Recognizing and diagnosing these rotates and rules takes time for new quarterbacks to process. It’s why rookie QBs often have a lot of difficulty have consistent success. My only concern with Darnold is that he’s now going into year three and was still making some rookie errors in year two. As mentioned before, he has all the arm talent in the world but at times he can pull the string and lack follow through in his throwing motion. His feet and base are set, he just has balls die or sail on him because of his lack of follow through and this can also lead to a lack of touch as he tries to push balls with all arm. Take a look at a couple of the gifs below and note the fall back and almost recoil motion of his arm after.

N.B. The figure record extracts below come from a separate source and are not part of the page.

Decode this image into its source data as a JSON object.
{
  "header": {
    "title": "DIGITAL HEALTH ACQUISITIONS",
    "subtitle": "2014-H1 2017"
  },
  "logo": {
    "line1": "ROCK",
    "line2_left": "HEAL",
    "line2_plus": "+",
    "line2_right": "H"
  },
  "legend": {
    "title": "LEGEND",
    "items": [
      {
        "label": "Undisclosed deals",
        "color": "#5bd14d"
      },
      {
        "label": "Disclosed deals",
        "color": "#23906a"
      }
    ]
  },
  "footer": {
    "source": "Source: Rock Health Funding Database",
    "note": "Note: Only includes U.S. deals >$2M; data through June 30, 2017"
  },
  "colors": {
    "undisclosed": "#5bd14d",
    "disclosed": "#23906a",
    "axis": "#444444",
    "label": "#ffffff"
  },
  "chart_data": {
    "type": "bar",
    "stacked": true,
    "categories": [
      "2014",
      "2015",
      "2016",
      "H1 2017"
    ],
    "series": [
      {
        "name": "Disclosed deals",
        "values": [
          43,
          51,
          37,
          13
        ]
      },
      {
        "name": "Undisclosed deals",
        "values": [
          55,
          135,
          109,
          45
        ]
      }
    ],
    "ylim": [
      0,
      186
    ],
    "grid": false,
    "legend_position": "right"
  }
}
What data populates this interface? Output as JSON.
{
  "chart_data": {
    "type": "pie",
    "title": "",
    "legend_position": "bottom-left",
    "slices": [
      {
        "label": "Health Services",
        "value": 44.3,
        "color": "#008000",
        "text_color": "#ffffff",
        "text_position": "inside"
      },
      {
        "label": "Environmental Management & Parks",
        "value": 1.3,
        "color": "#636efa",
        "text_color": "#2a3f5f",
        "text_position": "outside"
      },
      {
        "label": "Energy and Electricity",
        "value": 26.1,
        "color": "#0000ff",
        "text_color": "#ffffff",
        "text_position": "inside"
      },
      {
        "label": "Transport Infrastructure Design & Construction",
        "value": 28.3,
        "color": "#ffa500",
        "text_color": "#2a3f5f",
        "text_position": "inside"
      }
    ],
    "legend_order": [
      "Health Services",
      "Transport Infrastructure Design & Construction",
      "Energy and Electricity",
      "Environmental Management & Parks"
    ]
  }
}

Sam Darnold has all the tools you could want for a franchise quarterback. With some instability at the head coaching position, a lack of talent outside, and a suspect offensive line that ranked 31st in allowing pressure within 2.5 seconds less on 27.5% of dropbacks, Darnold hasn’t had the easiest path to start his career. The signs of greatness are there with decisive reads, great pocket movement and accuracy outside the pocket, and the ability to fit balls into tight windows. However, you’d also hope to see a little more progress in his decision making than he has shown so far. With 28 interceptions in his first two years, he needs to cut down on the poor decisions and work on faster recognition of post-snap adjustments. He’s shown that he can take advantage of blitzes, read leverage, and has the accuracy to make teams pay in man coverage. Now he just needs to put it all together. The Jets are still a few pieces away but as that team builds around him – especially up front – Darnold could be absolutely lethal in a division that is up for grabs with the departure of Tom Brady.